Mr George Warrington, Branch Official, Federation of Union in South Africa, asked the average salary of drivers across the board.
Mr Vuyo Lufele, Union Official, NUMSA, said the submission by SANTACO looked at various sectors affecting South Africans and alluded to the imbalances in government not supporting the taxi industry. For instance, the Gautrain serves the economically advantaged. He was impressed that SANTACO was supporting the national minimum wage because previous submissions in the past weeks were opposed to the initiative by government to explore a national minimum wage. SANTACO has a good vision in establishing an industry manufacturing taxis; the government must support this organisation.
Mr Mathew Parks, Parliamentary Officer, COSATU, said SANTACO was a strategic industry without which the economy cannot function.
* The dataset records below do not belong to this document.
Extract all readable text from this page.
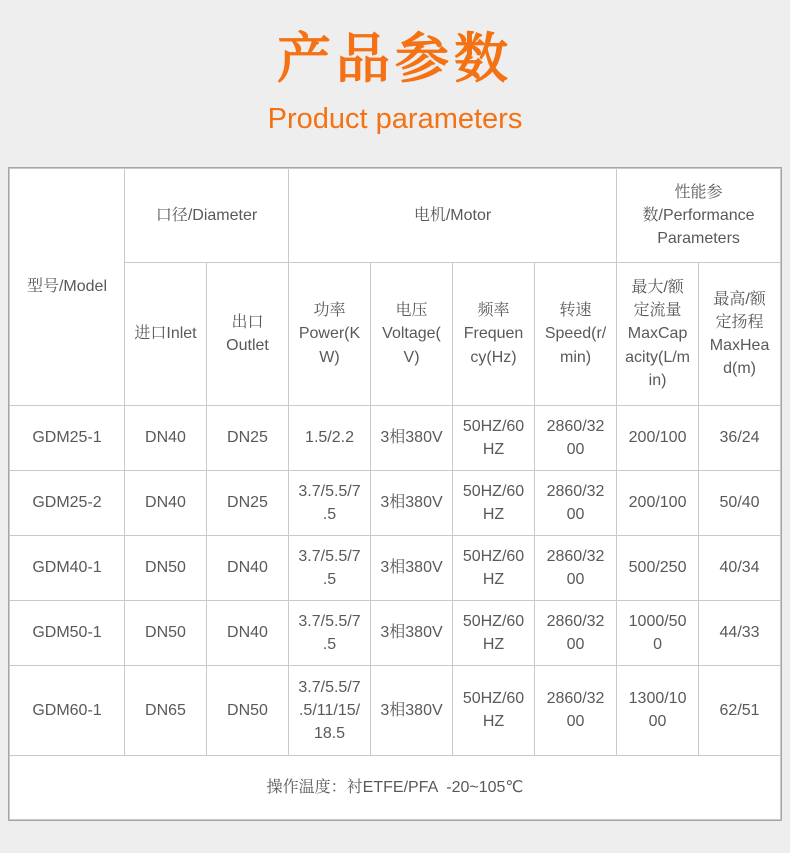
产品参数
Product parameters
型号/Model	口径/Diameter		电机/Motor				性能参数/Performance Parameters	
	进口Inlet	出口 Outlet	功率 Power(KW)	电压 Voltage(V)	频率 Frequency(Hz)	转速 Speed(r/min)	最大/额定流量 MaxCapacity(L/min)	最高/额定扬程 MaxHead(m)
GDM25-1	DN40	DN25	1.5/2.2	3相380V	50HZ/60HZ	2860/3200	200/100	36/24
GDM25-2	DN40	DN25	3.7/5.5/7.5	3相380V	50HZ/60HZ	2860/3200	200/100	50/40
GDM40-1	DN50	DN40	3.7/5.5/7.5	3相380V	50HZ/60HZ	2860/3200	500/250	40/34
GDM50-1	DN50	DN40	3.7/5.5/7.5	3相380V	50HZ/60HZ	2860/3200	1000/500	44/33
GDM60-1	DN65	DN50	3.7/5.5/7.5/11/15/18.5	3相380V	50HZ/60HZ	2860/3200	1300/1000	62/51
操作温度：衬ETFE/PFA  -20~105℃								
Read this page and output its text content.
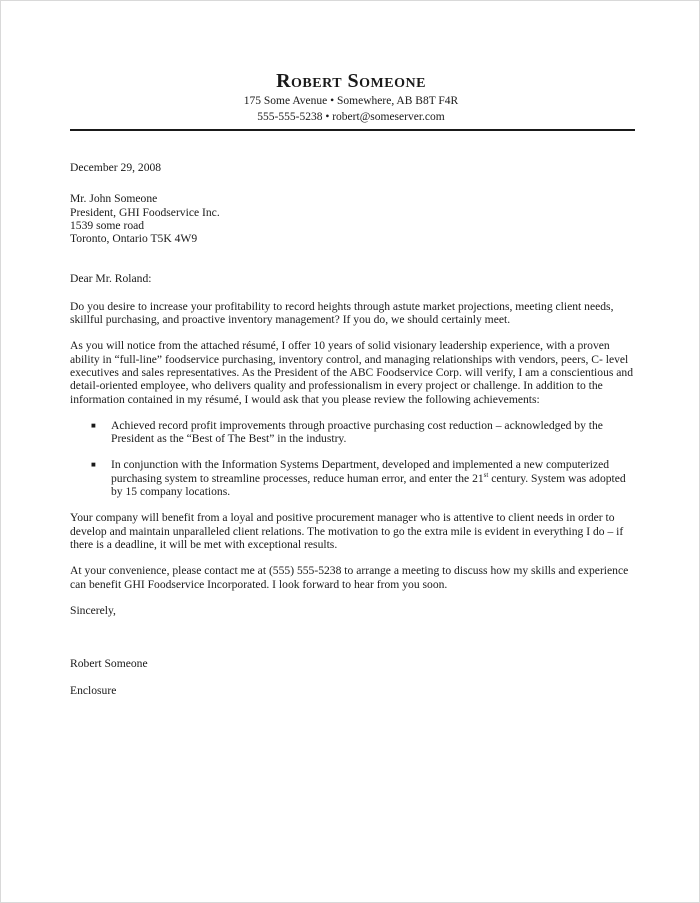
Robert Someone
175 Some Avenue • Somewhere, AB B8T F4R
555-555-5238 • robert@someserver.com

December 29, 2008

Mr. John Someone
President, GHI Foodservice Inc.
1539 some road
Toronto, Ontario T5K 4W9

Dear Mr. Roland:

Do you desire to increase your profitability to record heights through astute market projections, meeting client needs, skillful purchasing, and proactive inventory management? If you do, we should certainly meet.

As you will notice from the attached résumé, I offer 10 years of solid visionary leadership experience, with a proven ability in “full-line” foodservice purchasing, inventory control, and managing relationships with vendors, peers, C- level executives and sales representatives. As the President of the ABC Foodservice Corp. will verify, I am a conscientious and detail-oriented employee, who delivers quality and professionalism in every project or challenge. In addition to the information contained in my résumé, I would ask that you please review the following achievements:

■ Achieved record profit improvements through proactive purchasing cost reduction – acknowledged by the President as the “Best of The Best” in the industry.
■ In conjunction with the Information Systems Department, developed and implemented a new computerized purchasing system to streamline processes, reduce human error, and enter the 21st century. System was adopted by 15 company locations.

Your company will benefit from a loyal and positive procurement manager who is attentive to client needs in order to develop and maintain unparalleled client relations. The motivation to go the extra mile is evident in everything I do – if there is a deadline, it will be met with exceptional results.

At your convenience, please contact me at (555) 555-5238 to arrange a meeting to discuss how my skills and experience can benefit GHI Foodservice Incorporated. I look forward to hear from you soon.

Sincerely,

Robert Someone

Enclosure
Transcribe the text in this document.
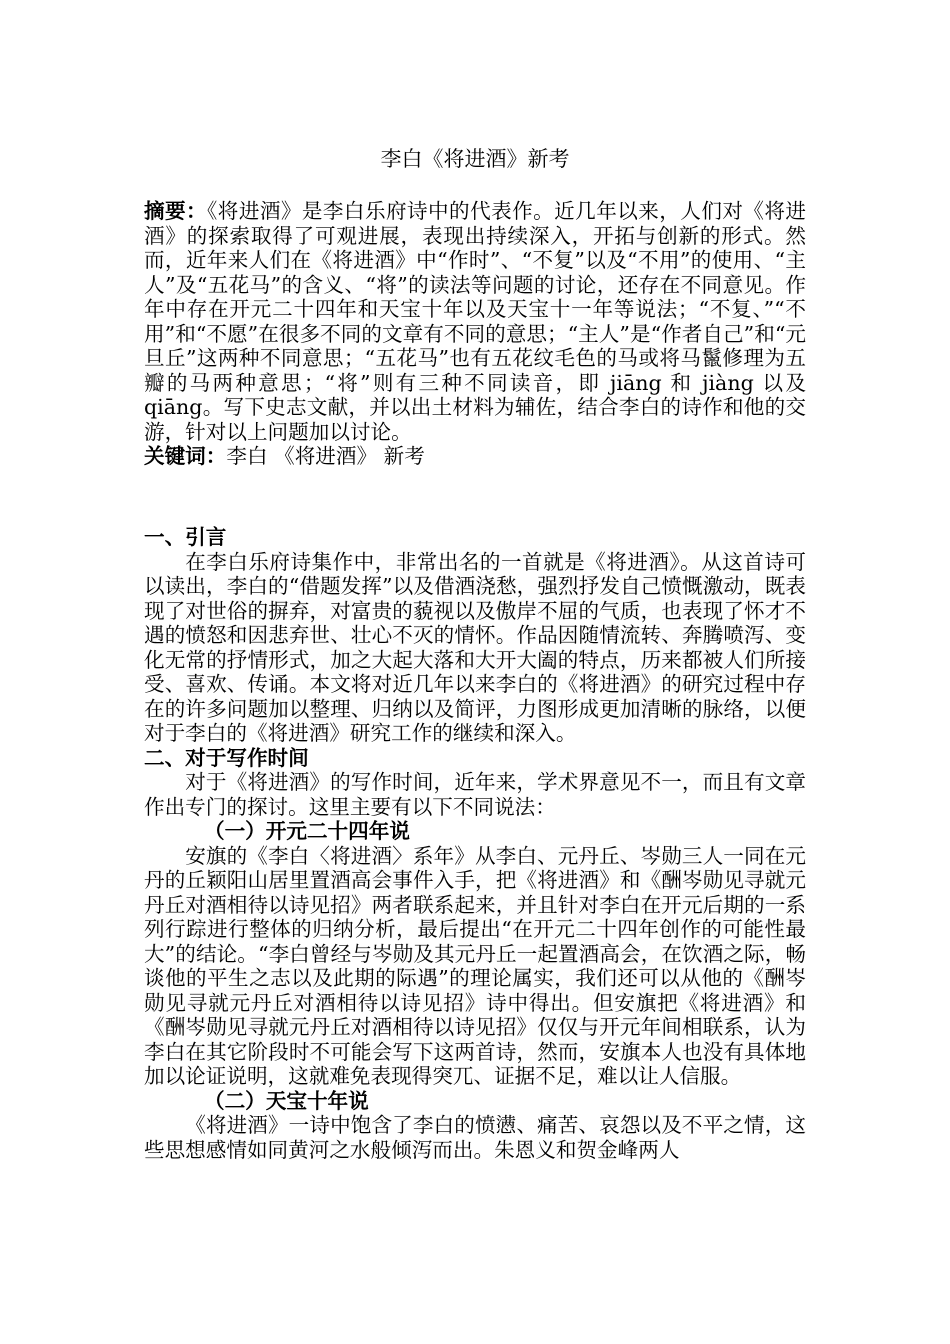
李白《将进酒》新考

摘要：《将进酒》是李白乐府诗中的代表作。近几年以来，人们对《将进酒》的探索取得了可观进展，表现出持续深入，开拓与创新的形式。然而，近年来人们在《将进酒》中“作时”、“不复”以及“不用”的使用、“主人”及“五花马”的含义、“将”的读法等问题的讨论，还存在不同意见。作年中存在开元二十四年和天宝十年以及天宝十一年等说法；“不复、”“不用”和“不愿”在很多不同的文章有不同的意思；“主人”是“作者自己”和“元旦丘”这两种不同意思；“五花马”也有五花纹毛色的马或将马鬣修理为五瓣的马两种意思；“将”则有三种不同读音，即 jiāng 和 jiàng 以及 qiāng。写下史志文献，并以出土材料为辅佐，结合李白的诗作和他的交游，针对以上问题加以讨论。

关键词：李白 《将进酒》 新考

一、引言

在李白乐府诗集作中，非常出名的一首就是《将进酒》。从这首诗可以读出，李白的“借题发挥”以及借酒浇愁，强烈抒发自己愤慨激动，既表现了对世俗的摒弃，对富贵的藐视以及傲岸不屈的气质，也表现了怀才不遇的愤怒和因悲弃世、壮心不灭的情怀。作品因随情流转、奔腾喷泻、变化无常的抒情形式，加之大起大落和大开大阖的特点，历来都被人们所接受、喜欢、传诵。本文将对近几年以来李白的《将进酒》的研究过程中存在的许多问题加以整理、归纳以及简评，力图形成更加清晰的脉络，以便对于李白的《将进酒》研究工作的继续和深入。

二、对于写作时间

对于《将进酒》的写作时间，近年来，学术界意见不一，而且有文章作出专门的探讨。这里主要有以下不同说法：

（一）开元二十四年说

安旗的《李白〈将进酒〉系年》从李白、元丹丘、岑勋三人一同在元丹的丘颖阳山居里置酒高会事件入手，把《将进酒》和《酬岑勋见寻就元丹丘对酒相待以诗见招》两者联系起来，并且针对李白在开元后期的一系列行踪进行整体的归纳分析，最后提出“在开元二十四年创作的可能性最大”的结论。“李白曾经与岑勋及其元丹丘一起置酒高会，在饮酒之际，畅谈他的平生之志以及此期的际遇”的理论属实，我们还可以从他的《酬岑勋见寻就元丹丘对酒相待以诗见招》诗中得出。但安旗把《将进酒》和《酬岑勋见寻就元丹丘对酒相待以诗见招》仅仅与开元年间相联系，认为李白在其它阶段时不可能会写下这两首诗，然而，安旗本人也没有具体地加以论证说明，这就难免表现得突兀、证据不足，难以让人信服。

（二）天宝十年说

《将进酒》一诗中饱含了李白的愤懑、痛苦、哀怨以及不平之情，这些思想感情如同黄河之水般倾泻而出。朱恩义和贺金峰两人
The taxis have a difficult task competing with the rail and bus industry that receive subsidies. There were cases of lawlessness in the taxi industry with some of the owners engaging in drug dealing. He asked if the drivers get time off and about their pension conditions. The taxi drivers work nearly 50 hours a week, which was above the 10 hours one should work per month as over time. He disagreed with Mr America that everyone who worked belonged to the elite - as the elite included mining bosses earning R40 million per year, and not a domestic worker earning R2000. All workers have a right to protection regardless of sector. COSATU demands a minimum wage to uplift those in poverty, and not to suppress a minimum wage. Some bosses down the road would like to pay lower wages should the minimum wage get set too low.
Ms Nkosazana Masiza, Parliamentary Officer, National Union of Mineworkers (NUM), asked if the money taken by drivers through pilferage was to increase the wages they were not satisfied with. It would be fair if it was regulated as in the mining sectors where employees have ownership stocks that give the employees benefits annually.
Mr Moteka said SANTACO must be commended for not being anti-minimum wage - demonstrating that not all capital groups were anti minimum wage. The R12 500 demand had never been spoken of by domestic workers or the drivers in the taxi industry.
Ms S van Schalkwyk (ANC) said the focus of the SANTACO submission was mainly on taxi drivers; she wanted clarity on the welfare of rank and queue marshals. She asked for any statistics on employers who have asked for exemption from the sectoral determination.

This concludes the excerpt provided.